McLaughlin pushed back against these claims, telling Vox that they contacted every defendant to see if they could explain themselves before litigation proceeded: “A couple did come forward and we resolved those issues, but the ones we’re suing, they didn’t come forward to resolve any issues.” He added that they checked each property to try to determine whether it was owner-occupied before suing: “No one’s 100 percent sure, but none of the defendants have advised us of that.”
Still, these types of loopholes, as well as the general failure of small landlords to remain aware of and adhere to fair housing law, underscore the importance of making fundamental changes to how the housing voucher program works and the broader housing market writ large.
What policymakers can do outside of the courts
There are ways to redesign the Section 8 program to make it more attractive to landlords and do away with some of the logistical hurdles landlords say are causing them to be unwilling to participate:
- Increase funding for public housing authorities to do outreach to landlords and ensure there is enough staff to be able to respond quickly when there is outreach
- Ensure rents are competitive with the local submarket so that landlords aren’t being asked to take a pay cut in order to service housing voucher recipients
- Standardize inspections so that landlords and tenants can be confident that a unit won’t be disqualified for a minor infraction
But there also could be a broader reimagining of the voucher program. After a year when direct cash benefits have proved the value of these types of programs, the federal government should seriously consider making the voucher payable directly to the tenant. This would essentially eliminate source of income discrimination, since landlords would have no way of knowing that a tenant was benefiting from the program.
Additionally, concerns that this program would be abused without stringent oversight could be dealt with by designing the program in a way that provides ample communication between public housing authorities that administer the vouchers and the tenants themselves. As Vox’s Dylan Matthews reported in 2019, providing increased direct support to tenants through the housing authorities can also have the added benefit of ensuring they move to high-opportunity neighborhoods.
But perhaps most importantly, fixing the imbalance of power between low-income tenants and landlords will require addressing America’s dire lack of affordable housing. The Urban Institute/HUD study screened more than 341,000 online advertisements for rental units over the course of 16 months and found only 8,735 that “appeared to be voucher-eligible based on the information in the ad. On average we screened 39 advertisements to identify one potentially eligible unit.”

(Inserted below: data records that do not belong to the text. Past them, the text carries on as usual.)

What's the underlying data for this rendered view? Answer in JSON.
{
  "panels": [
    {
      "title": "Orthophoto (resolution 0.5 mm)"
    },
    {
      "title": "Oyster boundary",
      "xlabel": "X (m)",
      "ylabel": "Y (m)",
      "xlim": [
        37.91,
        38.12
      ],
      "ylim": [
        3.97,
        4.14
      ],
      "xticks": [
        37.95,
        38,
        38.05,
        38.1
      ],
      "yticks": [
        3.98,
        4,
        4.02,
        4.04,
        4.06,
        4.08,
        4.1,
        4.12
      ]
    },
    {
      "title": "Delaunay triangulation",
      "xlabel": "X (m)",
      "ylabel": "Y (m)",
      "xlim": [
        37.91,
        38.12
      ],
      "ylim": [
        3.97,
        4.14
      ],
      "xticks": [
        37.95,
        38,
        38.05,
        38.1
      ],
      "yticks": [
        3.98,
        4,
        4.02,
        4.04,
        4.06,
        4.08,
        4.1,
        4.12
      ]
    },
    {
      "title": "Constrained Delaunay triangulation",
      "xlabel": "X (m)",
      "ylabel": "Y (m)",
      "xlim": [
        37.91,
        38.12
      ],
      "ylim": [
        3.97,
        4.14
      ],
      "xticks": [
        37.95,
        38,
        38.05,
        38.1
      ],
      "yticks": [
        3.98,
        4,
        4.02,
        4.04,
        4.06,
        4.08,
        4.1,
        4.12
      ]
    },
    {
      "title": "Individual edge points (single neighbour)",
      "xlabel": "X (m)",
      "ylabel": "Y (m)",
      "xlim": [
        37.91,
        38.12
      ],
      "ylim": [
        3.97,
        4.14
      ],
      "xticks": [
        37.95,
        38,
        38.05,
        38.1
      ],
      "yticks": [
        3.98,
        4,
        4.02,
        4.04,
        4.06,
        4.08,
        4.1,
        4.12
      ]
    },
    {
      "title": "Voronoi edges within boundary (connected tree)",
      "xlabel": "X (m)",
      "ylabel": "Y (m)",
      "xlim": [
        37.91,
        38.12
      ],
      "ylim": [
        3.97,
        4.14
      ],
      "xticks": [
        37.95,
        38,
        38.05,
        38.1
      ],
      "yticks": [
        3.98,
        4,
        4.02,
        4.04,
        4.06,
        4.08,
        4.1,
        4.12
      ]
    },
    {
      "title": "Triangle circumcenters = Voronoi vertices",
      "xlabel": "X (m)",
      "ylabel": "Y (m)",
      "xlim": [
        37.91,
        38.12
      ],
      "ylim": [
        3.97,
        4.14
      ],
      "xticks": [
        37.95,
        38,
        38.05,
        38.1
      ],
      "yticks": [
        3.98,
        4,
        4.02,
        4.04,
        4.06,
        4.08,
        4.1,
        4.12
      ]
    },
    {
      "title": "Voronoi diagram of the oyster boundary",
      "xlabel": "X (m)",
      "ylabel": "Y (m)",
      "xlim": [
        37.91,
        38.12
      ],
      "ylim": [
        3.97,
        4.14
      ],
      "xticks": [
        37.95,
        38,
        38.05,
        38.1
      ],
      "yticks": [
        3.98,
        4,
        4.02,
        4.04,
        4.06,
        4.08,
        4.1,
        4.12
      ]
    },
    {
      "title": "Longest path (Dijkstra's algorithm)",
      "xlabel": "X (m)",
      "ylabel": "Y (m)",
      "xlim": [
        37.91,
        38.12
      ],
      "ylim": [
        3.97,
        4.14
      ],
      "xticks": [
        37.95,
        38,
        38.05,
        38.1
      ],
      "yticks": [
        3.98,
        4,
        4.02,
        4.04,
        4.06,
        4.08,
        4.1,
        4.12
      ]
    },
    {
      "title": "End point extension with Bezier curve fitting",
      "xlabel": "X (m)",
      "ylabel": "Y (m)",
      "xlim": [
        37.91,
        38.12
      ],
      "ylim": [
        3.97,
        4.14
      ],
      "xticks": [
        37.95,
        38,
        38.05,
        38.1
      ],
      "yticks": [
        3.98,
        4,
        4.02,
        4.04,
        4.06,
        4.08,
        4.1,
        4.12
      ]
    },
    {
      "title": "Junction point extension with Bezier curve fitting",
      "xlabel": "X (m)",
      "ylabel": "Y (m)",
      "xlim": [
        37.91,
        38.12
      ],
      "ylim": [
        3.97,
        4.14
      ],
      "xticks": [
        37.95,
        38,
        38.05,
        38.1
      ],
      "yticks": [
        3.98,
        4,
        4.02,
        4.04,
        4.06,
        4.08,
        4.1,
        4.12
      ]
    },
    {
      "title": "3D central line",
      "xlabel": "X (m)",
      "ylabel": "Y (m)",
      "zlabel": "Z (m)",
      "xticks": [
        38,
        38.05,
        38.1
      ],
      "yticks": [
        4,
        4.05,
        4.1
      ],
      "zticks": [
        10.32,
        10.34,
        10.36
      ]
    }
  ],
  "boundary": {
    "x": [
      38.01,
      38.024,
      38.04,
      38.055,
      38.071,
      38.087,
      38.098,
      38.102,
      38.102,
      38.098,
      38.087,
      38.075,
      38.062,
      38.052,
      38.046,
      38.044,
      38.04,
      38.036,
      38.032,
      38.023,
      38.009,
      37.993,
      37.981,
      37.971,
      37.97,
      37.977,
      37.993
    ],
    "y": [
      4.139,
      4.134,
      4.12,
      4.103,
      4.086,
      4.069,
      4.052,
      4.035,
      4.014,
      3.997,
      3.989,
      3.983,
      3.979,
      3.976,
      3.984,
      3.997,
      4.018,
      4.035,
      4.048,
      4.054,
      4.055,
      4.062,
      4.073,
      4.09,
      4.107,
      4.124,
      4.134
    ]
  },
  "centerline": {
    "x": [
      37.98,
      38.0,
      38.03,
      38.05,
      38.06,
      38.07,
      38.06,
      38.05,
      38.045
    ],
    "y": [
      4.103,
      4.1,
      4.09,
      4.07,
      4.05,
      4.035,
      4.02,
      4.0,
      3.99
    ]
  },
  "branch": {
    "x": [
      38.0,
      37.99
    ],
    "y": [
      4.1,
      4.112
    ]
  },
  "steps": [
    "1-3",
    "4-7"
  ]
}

The power imbalance this type of lopsided market causes lays the groundwork for discrimination. If a landlord feels like there will be 30 people vying for every unit, they can afford to allow bias into their business practices because it won’t cost them much. On the other hand, if landlords are forced to compete for tenants, it gives tenants power to demand fairness and reasonable accommodations. This needs to come hand in hand with tenant protections, but without housing abundance, landlords will always have the upper hand.
“When real estate companies say no to Section 8 tenants, what they’re really saying is you can’t work here, you can’t get food here, and your child can’t go to school here,” Carr said. “Housing discrimination doesn’t just impact one thing — it impacts literally everything.”